Bow huts were originally designed by Major Peter Norman Nissen during World War 1 to meet the need for a building that was cheap, easy to make, move around, and build in different locations. They had lots of different uses, providing places for soldiers to sleep, eat, wash and relax.
How old is it?
The first Nissen bow huts were built in 1916.
What is it built from?
A framework of metal T-shaped ‘ribs’ or bows. These have a wooden lining between them, and the outside layer is made of corrugated iron sheets to make the hut weatherproof.
Early huts had a wooden lining, but this was often burnt in the stove by occupants during the winter. Later huts had corrugated iron lining which couldn’t be burnt!
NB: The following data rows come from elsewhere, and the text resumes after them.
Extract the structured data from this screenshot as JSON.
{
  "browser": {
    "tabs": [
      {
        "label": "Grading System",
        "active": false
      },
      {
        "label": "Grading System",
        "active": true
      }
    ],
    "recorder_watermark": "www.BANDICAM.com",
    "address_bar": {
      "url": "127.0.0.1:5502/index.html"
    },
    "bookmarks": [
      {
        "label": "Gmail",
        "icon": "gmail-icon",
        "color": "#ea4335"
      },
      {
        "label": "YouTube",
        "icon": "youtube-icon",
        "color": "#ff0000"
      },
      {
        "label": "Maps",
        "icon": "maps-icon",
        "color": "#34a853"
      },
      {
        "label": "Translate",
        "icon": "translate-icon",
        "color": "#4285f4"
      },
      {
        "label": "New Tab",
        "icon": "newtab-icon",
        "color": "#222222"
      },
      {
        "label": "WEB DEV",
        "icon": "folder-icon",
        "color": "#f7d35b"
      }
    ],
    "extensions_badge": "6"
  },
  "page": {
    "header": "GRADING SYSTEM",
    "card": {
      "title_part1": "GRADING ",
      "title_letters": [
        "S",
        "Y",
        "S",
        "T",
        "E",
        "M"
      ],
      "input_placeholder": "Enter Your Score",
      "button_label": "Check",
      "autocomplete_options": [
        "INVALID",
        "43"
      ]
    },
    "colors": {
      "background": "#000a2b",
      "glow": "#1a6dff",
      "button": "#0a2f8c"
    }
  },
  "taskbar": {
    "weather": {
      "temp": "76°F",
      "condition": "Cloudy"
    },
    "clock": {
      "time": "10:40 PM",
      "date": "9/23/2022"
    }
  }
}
Why is it here at the Museum?
The demand for the Museum’s education programme was growing and the Museum needed additional education space. We thought a WW1 Nissen hut would be a great addition to the Museum’s collection so we asked on social media if anyone knew of any that needed rescuing. We were actually offered two and with a grant from the Heritage Lottery Fund we were able to construct this Nissen hut on site.